Джемс уже не отвечал, не глядел, не кривился. А я выдавливал из него упрямство, как зубную пасту из тюбика.
– Кстати, газета выходила и выходит без перерывов. Была оборудована резервная типография, о которой не знали ни ты, ни он. И редактирует ее неплохо один наш общий знакомый.
– Кто?
– Мартин.
– Твой Мартин?
– Наш Мартин, – сказал я. – Такие-то пироги, юноша. Забирай свои пожитки и переселяйся в административный барак.
– И все-таки не верю, – повторил Джемс, но уже без прежней уверенности.
– Поверишь, – усмехнулся я. – Даже плечики опустишь, когда увидишь очередной номер. Мат!
– Что? – не понял Джемс.
– Ничего, – сказал я, уже думая о другом.
Теперь мне нужен был только повод для отъезда в Город.
Время работало на нас.
35. ГАМБИТ ЭТЬЕНА
Повод нашелся. Нужно было сменить вольнонаемных шоферов, подвозивших из Си-центра муку ручного помола, из которой замешивалась лагерная похлебка для кухонь, и деликатесные продукты для администрации и охраны. Я выехал ночью, рассчитывая застать Зернова или в крайнем случае Мартина. Конечно, жаль было подымать их с постели, но кто-нибудь – или Борис, или Дон – нашел бы способ добраться до Фляша. А с Фляшем требовалось связаться до вечера: времени у меня не было.
Конюшня отеля была на замке, конюхи спали, и я, привязав лошадь к афишной стойке, прошел в вестибюль «Омона», не рискуя никого удивить, – мой мундир был идеальным ночным пропуском. Но и удивлять было некого – швейцар дремал у себя в каморке, а портье просто спал, положив голову на руки. Тоненькая струйка слюны текла по губам на полированный дуб, и требовалось что-то погромче стука моих сапог, чтобы разбудить спящего. Так я и добрался незамеченным до нашего номера, тихонько открыл дверь собственным ключом и вошел.

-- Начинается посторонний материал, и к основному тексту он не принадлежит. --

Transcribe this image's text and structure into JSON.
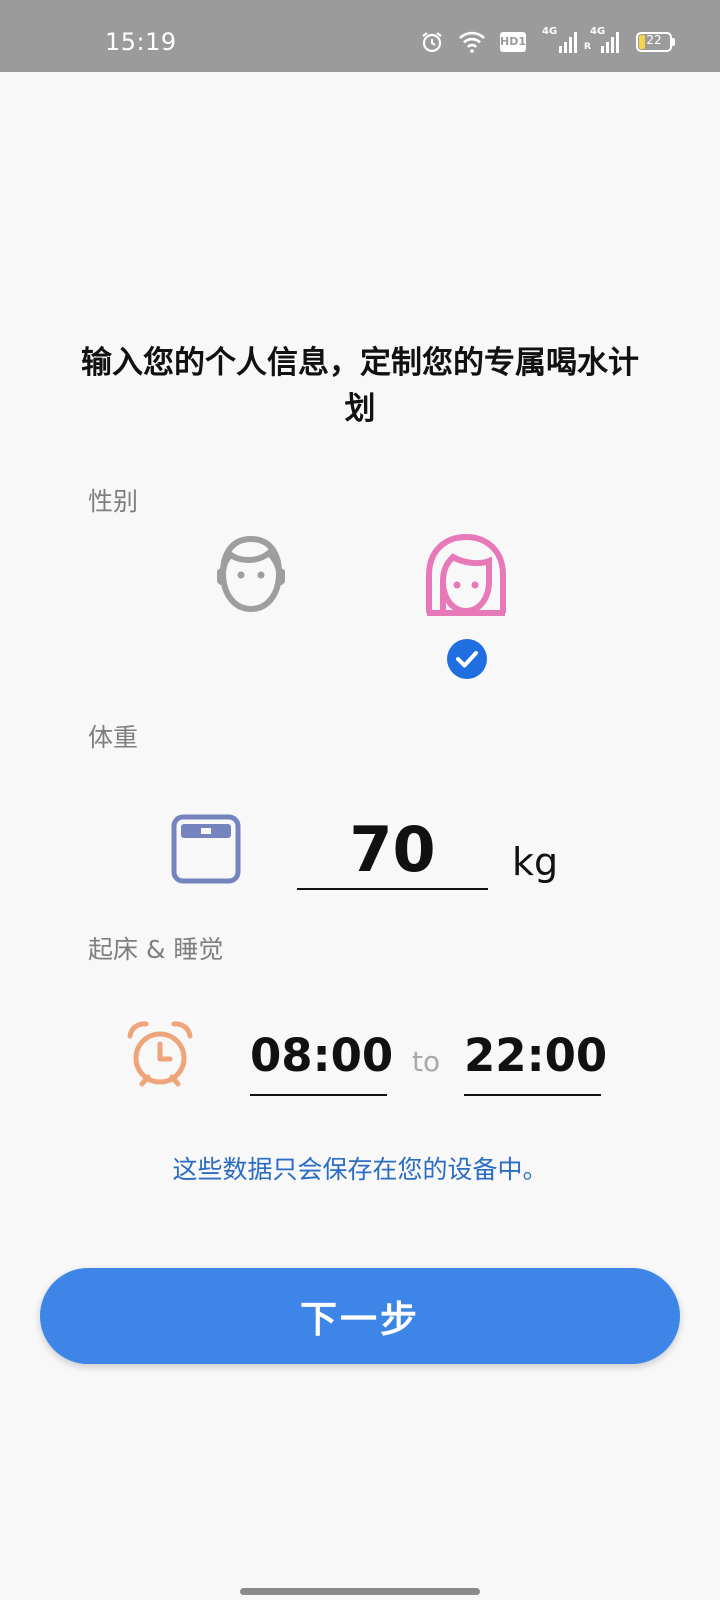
{
  "status_bar": {
    "time": "15:19",
    "battery": "22",
    "network_1": "4G",
    "network_2": "4G",
    "hd_label": "HD1",
    "icons": [
      "alarm-icon",
      "wifi-icon",
      "hd-icon",
      "signal-4g-icon",
      "signal-4g-r-icon",
      "battery-icon"
    ]
  },
  "headline": "输入您的个人信息，定制您的专属喝水计划",
  "gender": {
    "label": "性别",
    "options": [
      {
        "name": "male",
        "icon": "male-face-icon",
        "selected": false,
        "color": "#9e9e9e"
      },
      {
        "name": "female",
        "icon": "female-face-icon",
        "selected": true,
        "color": "#e879b9"
      }
    ],
    "check_color": "#1f6fe0"
  },
  "weight": {
    "label": "体重",
    "icon": "scale-icon",
    "value": "70",
    "unit": "kg",
    "icon_color": "#7584bf"
  },
  "schedule": {
    "label": "起床 & 睡觉",
    "icon": "alarm-clock-icon",
    "wake_time": "08:00",
    "separator": "to",
    "sleep_time": "22:00",
    "icon_color": "#efa57c"
  },
  "privacy_note": "这些数据只会保存在您的设备中。",
  "next_button": {
    "label": "下一步",
    "color": "#3d86e8"
  }
}
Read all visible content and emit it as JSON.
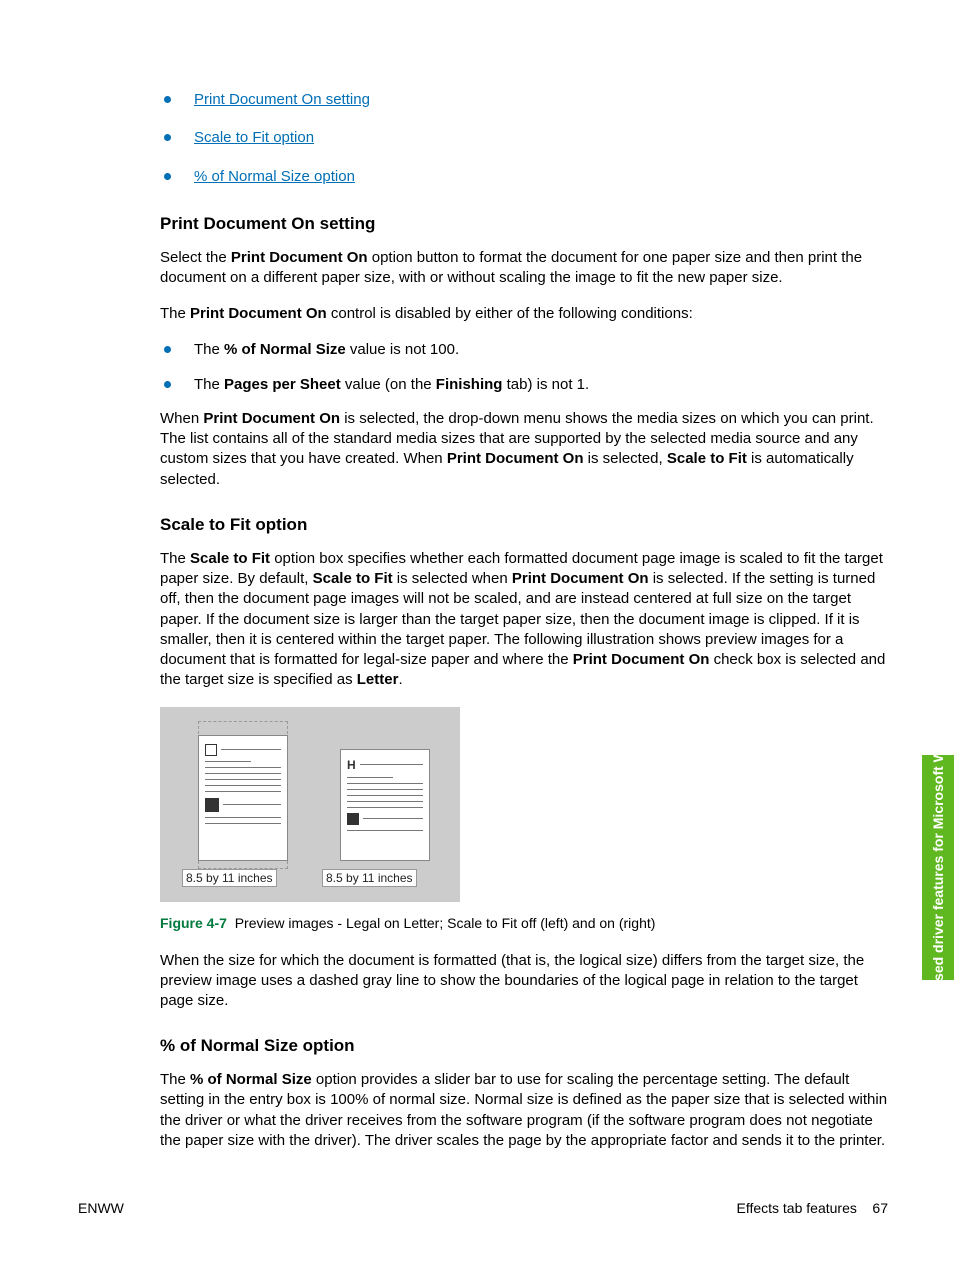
{
  "toc": {
    "items": [
      {
        "label": "Print Document On setting"
      },
      {
        "label": "Scale to Fit option"
      },
      {
        "label": "% of Normal Size option"
      }
    ]
  },
  "section1": {
    "heading": "Print Document On setting",
    "p1_a": "Select the ",
    "p1_b": "Print Document On",
    "p1_c": " option button to format the document for one paper size and then print the document on a different paper size, with or without scaling the image to fit the new paper size.",
    "p2_a": "The ",
    "p2_b": "Print Document On",
    "p2_c": " control is disabled by either of the following conditions:",
    "li1_a": "The ",
    "li1_b": "% of Normal Size",
    "li1_c": " value is not 100.",
    "li2_a": "The ",
    "li2_b": "Pages per Sheet",
    "li2_c": " value (on the ",
    "li2_d": "Finishing",
    "li2_e": " tab) is not 1.",
    "p3_a": "When ",
    "p3_b": "Print Document On",
    "p3_c": " is selected, the drop-down menu shows the media sizes on which you can print. The list contains all of the standard media sizes that are supported by the selected media source and any custom sizes that you have created. When ",
    "p3_d": "Print Document On",
    "p3_e": " is selected, ",
    "p3_f": "Scale to Fit",
    "p3_g": " is automatically selected."
  },
  "section2": {
    "heading": "Scale to Fit option",
    "p1_a": "The ",
    "p1_b": "Scale to Fit",
    "p1_c": " option box specifies whether each formatted document page image is scaled to fit the target paper size. By default, ",
    "p1_d": "Scale to Fit",
    "p1_e": " is selected when ",
    "p1_f": "Print Document On",
    "p1_g": " is selected. If the setting is turned off, then the document page images will not be scaled, and are instead centered at full size on the target paper. If the document size is larger than the target paper size, then the document image is clipped. If it is smaller, then it is centered within the target paper. The following illustration shows preview images for a document that is formatted for legal-size paper and where the ",
    "p1_h": "Print Document On",
    "p1_i": " check box is selected and the target size is specified as ",
    "p1_j": "Letter",
    "p1_k": ".",
    "size_label": "8.5 by 11 inches",
    "fig_num": "Figure 4-7",
    "fig_text": "Preview images - Legal on Letter; Scale to Fit off (left) and on (right)",
    "p2": "When the size for which the document is formatted (that is, the logical size) differs from the target size, the preview image uses a dashed gray line to show the boundaries of the logical page in relation to the target page size."
  },
  "section3": {
    "heading": "% of Normal Size option",
    "p1_a": "The ",
    "p1_b": "% of Normal Size",
    "p1_c": " option provides a slider bar to use for scaling the percentage setting. The default setting in the entry box is 100% of normal size. Normal size is defined as the paper size that is selected within the driver or what the driver receives from the software program (if the software program does not negotiate the paper size with the driver). The driver scales the page by the appropriate factor and sends it to the printer."
  },
  "sidebar": {
    "text": "Host-based driver features for Microsoft Windows"
  },
  "footer": {
    "left": "ENWW",
    "right_label": "Effects tab features",
    "page_no": "67"
  }
}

Вошел и отшатнулся. На меня из соседней комнаты прыгнул с безумными глазами Мартин. Он был одет, в руке сверкнул знаменитый нож. Прыгнул и тоже отшатнулся – я стоял ярко освещенный трехсвечником на камине.
– Будь ты проклят! – воскликнул Мартин и сплюнул. – Галунщик чертов! Как вошел?
– У меня же ключ, – удивился я.
– Почему ночью?
– «Почему, почему»! – обозлился я. – А почему ты одет? И кто там в комнате?
– Ну, входи, – сказал он, подумав, и пропустил меня вперед.
В комнате было так накурено, что даже десяток свечей не позволил сразу рассмотреть лиц собравшихся. Я никого не узнал, но все вскочили, различив мой проклятый мундир.